The SEC brought an enforcement action against Transamerica Financial Advisors, Inc. (“TFA”), a registered investment adviser and broker-dealer, for failing to apply advisory fee discounts to certain retail clients in several of its advisory fee programs. The programs involved were the Advantage Program, Capital Program, and Sterling Program. TFA offered clients in these programs breakpoint discounts that reduce the total advisory fee as the clients’ assets in the programs increase. In various Form ADV Part 2 filings and in account opening documents, TFA represented that clients may request that TFA aggregate the values of certain related accounts to achieve these discounts. In addition, TFA’s policies and procedures required that clients receive the savings from breakpoint discounts. Despite these disclosures, from January 2009 to June 30, 2013, TFA failed, in certain instances, to apply the breakpoint discounts despite client requests for aggregation. TFA also failed to adopt and implement adequate policies and procedures to ensure that its clients’ fees were calculated as represented.
In 2009, OCIE staff conducted an examination of a TFA branch office and in 2010 notified TFA that, among other things, it had not properly aggregated certain client accounts in the branch office. The examination staff identified several Capital Program clients in the branch office who had requested aggregation of related accounts, but did not receive breakpoint discounts. TFA represented to OCIE that the aggregation failure occurred because of a miscommunication. According to TFA, the staff of that particular branch office mistakenly believed that TFA’s headquarters was automatically aggregating the accounts without the direction of the IARs. As a result, the branch office failed to notify the appropriate staff at TFA’s headquarters which accounts should be aggregated or whether certain clients had requested account aggregation.
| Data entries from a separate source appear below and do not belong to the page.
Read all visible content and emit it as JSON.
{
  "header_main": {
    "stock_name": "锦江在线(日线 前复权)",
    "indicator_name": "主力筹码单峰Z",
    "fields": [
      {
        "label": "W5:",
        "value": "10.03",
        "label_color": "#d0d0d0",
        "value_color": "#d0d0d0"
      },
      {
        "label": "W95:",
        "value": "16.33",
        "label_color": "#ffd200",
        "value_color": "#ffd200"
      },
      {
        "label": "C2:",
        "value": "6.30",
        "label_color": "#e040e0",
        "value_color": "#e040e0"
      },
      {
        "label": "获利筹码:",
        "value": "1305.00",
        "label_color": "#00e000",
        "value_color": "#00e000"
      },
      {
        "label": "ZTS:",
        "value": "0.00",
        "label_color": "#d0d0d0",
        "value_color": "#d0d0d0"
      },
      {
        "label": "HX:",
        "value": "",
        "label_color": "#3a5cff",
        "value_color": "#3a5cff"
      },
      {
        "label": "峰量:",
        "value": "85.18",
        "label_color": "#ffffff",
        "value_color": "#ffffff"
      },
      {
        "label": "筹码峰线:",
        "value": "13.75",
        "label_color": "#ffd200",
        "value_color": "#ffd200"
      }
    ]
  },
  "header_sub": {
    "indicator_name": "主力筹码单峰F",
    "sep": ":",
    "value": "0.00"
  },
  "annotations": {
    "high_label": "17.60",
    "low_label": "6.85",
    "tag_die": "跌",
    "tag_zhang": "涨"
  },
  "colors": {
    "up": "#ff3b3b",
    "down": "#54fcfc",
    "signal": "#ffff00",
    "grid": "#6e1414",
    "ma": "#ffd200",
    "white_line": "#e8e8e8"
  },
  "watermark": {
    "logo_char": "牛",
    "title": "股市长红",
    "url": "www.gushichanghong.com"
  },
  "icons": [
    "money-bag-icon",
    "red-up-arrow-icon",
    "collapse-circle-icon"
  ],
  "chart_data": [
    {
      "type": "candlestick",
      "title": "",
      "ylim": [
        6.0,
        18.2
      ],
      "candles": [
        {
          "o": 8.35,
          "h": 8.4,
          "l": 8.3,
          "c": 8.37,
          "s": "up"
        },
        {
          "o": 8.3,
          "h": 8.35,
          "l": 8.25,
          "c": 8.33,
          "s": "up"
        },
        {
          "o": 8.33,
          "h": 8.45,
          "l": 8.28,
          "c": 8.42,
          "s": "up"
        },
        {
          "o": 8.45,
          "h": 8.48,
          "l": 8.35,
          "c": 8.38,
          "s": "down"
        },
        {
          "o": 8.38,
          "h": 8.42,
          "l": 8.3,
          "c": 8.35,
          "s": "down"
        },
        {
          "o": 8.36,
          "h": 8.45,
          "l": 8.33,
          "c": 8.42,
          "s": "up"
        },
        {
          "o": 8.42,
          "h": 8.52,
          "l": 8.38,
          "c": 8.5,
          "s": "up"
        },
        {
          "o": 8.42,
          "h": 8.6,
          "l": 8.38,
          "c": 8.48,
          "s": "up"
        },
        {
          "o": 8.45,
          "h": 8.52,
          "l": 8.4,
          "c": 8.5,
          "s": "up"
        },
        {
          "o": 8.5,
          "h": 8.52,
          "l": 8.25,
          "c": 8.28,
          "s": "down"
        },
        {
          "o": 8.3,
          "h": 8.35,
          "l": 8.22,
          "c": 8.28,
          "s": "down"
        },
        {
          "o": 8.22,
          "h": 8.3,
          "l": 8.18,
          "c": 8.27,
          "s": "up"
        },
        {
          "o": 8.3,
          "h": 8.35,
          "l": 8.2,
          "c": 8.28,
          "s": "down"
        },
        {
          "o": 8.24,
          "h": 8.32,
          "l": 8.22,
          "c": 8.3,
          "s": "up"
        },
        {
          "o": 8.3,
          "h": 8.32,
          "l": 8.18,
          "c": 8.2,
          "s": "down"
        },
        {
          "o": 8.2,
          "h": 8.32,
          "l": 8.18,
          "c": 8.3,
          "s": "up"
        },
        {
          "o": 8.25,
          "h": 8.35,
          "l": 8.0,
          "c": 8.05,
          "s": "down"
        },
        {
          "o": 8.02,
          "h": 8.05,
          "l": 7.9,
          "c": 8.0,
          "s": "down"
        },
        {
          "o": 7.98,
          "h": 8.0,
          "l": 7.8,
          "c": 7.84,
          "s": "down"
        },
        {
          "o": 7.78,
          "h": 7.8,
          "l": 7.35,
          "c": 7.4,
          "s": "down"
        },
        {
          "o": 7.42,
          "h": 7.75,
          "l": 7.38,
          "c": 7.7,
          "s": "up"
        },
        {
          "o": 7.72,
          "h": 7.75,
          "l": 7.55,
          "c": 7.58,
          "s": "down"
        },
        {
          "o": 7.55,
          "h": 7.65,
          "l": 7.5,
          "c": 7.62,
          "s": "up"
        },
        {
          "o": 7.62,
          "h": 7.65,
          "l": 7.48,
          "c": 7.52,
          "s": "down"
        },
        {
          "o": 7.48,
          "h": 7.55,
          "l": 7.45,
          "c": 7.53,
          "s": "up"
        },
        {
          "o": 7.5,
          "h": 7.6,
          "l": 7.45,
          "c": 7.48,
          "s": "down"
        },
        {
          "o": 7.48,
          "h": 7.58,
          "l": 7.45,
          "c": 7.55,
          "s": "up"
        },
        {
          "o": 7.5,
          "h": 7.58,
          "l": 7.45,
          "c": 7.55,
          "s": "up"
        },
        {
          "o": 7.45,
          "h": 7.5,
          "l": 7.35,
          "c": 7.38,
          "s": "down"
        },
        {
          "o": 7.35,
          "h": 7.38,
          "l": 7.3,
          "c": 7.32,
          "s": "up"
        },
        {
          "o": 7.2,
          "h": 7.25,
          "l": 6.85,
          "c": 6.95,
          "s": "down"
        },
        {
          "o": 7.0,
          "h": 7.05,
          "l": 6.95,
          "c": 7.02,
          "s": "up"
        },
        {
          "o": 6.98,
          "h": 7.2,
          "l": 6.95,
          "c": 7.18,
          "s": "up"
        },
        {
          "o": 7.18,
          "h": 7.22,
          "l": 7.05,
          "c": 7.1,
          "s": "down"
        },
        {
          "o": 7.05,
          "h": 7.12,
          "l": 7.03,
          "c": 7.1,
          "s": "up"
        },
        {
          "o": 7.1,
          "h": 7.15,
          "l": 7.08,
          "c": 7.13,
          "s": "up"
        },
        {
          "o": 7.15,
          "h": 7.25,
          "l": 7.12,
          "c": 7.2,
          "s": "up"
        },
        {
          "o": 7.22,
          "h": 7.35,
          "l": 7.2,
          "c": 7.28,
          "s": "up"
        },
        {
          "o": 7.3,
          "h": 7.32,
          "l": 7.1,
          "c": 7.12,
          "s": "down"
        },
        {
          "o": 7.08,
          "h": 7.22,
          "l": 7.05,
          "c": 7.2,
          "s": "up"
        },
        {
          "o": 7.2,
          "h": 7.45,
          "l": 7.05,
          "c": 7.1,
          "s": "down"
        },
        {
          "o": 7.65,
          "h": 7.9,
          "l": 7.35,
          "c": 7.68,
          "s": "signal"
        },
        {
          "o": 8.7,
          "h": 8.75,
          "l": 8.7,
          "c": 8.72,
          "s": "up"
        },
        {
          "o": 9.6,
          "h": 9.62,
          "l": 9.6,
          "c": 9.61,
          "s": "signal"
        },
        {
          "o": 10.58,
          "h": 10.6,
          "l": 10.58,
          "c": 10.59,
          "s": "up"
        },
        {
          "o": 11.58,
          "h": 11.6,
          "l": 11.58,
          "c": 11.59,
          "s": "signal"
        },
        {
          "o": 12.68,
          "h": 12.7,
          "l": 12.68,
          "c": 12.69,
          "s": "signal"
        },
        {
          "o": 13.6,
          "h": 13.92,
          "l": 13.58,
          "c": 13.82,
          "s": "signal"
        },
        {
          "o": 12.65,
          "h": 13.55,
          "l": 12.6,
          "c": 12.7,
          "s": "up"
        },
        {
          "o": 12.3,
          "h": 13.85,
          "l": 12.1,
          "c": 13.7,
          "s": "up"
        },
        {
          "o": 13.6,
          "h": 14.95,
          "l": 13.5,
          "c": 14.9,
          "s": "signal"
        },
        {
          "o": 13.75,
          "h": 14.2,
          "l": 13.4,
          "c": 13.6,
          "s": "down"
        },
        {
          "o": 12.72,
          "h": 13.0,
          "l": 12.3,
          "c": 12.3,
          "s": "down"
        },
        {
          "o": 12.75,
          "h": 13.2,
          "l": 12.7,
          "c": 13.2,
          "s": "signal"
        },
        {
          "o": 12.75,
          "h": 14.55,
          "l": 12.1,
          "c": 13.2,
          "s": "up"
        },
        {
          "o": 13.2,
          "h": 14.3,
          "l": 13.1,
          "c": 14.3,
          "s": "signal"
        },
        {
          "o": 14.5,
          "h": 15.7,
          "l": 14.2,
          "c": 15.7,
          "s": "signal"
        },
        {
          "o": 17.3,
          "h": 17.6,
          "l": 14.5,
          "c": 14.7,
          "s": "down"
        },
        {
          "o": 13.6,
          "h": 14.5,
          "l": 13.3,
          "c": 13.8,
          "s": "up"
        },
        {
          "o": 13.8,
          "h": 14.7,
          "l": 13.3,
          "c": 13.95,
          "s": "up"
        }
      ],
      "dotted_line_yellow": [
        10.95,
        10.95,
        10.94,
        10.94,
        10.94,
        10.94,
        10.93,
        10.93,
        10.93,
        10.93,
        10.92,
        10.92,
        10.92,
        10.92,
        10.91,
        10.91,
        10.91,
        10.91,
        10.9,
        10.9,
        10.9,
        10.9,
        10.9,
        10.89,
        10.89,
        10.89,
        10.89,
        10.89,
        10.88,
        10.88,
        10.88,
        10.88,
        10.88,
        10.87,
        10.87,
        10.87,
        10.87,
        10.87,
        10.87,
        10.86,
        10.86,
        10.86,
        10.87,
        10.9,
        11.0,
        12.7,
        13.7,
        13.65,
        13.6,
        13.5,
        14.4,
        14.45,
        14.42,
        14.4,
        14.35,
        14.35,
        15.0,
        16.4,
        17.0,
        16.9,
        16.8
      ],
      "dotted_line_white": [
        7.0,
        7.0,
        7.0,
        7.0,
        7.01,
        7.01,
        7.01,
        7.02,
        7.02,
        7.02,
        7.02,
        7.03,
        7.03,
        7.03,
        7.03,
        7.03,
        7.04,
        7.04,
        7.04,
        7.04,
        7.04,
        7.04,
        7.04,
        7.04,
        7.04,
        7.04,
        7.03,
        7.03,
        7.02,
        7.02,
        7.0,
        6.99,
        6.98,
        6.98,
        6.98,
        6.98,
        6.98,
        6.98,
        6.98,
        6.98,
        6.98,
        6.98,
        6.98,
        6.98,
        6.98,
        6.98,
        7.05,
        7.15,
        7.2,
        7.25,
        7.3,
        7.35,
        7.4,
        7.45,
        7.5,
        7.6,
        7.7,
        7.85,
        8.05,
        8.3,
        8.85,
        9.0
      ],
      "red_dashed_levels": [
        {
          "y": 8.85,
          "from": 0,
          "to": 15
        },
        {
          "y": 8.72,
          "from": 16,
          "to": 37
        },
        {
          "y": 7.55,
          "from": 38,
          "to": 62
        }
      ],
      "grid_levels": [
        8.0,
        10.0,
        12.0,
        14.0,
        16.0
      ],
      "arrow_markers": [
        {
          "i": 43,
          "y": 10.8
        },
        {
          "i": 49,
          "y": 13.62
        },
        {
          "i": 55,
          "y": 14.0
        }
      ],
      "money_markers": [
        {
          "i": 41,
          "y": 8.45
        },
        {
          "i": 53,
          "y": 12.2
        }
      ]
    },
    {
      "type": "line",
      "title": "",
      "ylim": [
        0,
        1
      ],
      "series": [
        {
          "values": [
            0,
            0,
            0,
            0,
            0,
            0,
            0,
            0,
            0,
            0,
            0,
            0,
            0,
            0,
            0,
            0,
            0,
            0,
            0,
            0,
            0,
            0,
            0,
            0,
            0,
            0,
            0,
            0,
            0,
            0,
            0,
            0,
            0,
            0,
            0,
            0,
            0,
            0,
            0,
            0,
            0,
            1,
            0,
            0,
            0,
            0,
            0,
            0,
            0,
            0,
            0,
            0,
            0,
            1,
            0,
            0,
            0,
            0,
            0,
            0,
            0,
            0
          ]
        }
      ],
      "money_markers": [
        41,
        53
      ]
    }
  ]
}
The examination staff noted that TFA may not be aggregating accounts on a systematic basis and recommended that TFA review all investment advisory accounts for all branches to ensure that TFA was properly applying breakpoint discounts. Although TFA provided refunds to clients in the particular branch office under examination, and despite the examination staff’s recommendation, TFA did not undertake a review of all of its branches.
In February 2012, OCIE conducted a subsequent firmwide examination of TFA and found that in certain instances the aggregation issues identified in the previous branch office examination existed nationwide and were ongoing. Most significantly, the staff found that, despite its new account opening documentation created in response to the staff’s 2009 branch office examination, TFA was still failing to aggregate certain accounts for clients in the Capital Program and was similarly failing to aggregate the related accounts of certain clients in the Sterling Program. TFA also acknowledged to OCIE that similar problems occurred with Advantage Program clients.
Despite the 2009 branch office examination findings, the SEC found that TFA failed to implement policies and procedures reasonably designed to ensure that it calculated clients’ fees in a manner consistent with its disclosure to clients. First, TFA’s policies and procedures require that its IARs ensure that a client’s reasons for not wanting aggregation are documented. This policy addressed a significant deficiency at TFA in light of the aggregation issues identified by the Commission examination staff in 2009. However, many Capital Program and Sterling Program account forms prepared subsequent to the 2009 branch office examination did not include an explanation as to why particular clients with multiple accounts had chosen not to aggregate their accounts.
Second, the SEC found that TFA failed to adopt and implement adequate policies and procedures reasonably designed to ensure that its IARs reduced advisory fees when clients opted to aggregate accounts in the Advantage Program, Capital Program, and Sterling Program as required by the firm beginning in June 2010. TFA issued a firm-wide compliance alert to its IARs in June 2010 notifying them that if a client selected aggregation, the IAR was required to reduce the total fees through the advisory fee schedule. Nevertheless, even after June 2010, some clients in the three programs had requested aggregation, but did not receive the discounts because the IAR set the total advisory fees at each breakpoint in a manner that negated the benefit from the reduction in administrative fees.
In addition to these failures, TFA’s policies and procedures regarding the fee breakpoints were not reasonably designed in one other respect. TFA maintained two policy and procedure manuals: a Registered Investment Adviser Manual (RIA Manual) and an Investment Adviser Representative Manual (IAR Manual). These manuals contained conflicting policies on the application of advisory fee breakpoints. The RIA manual stated that if a client selects aggregation, the IAR was “required to reduce the advisory fees through the advisory fee reduction schedule.” (Emphasis added.) However, the IAR Manual appeared to give IARs discretion on whether to pass on the breakpoint fee reductions. The IAR Manual stated that the IAR “may reduce the advisory fees through the advisory fee reduction schedule.” (Emphasis added.) Thus, the IAR Manual conflicted with both the RIA Manual and the firm’s June 2010 compliance alert to its IARs, which also required that “IAR[s] reduce the advisory fees through the advisory fee schedule.”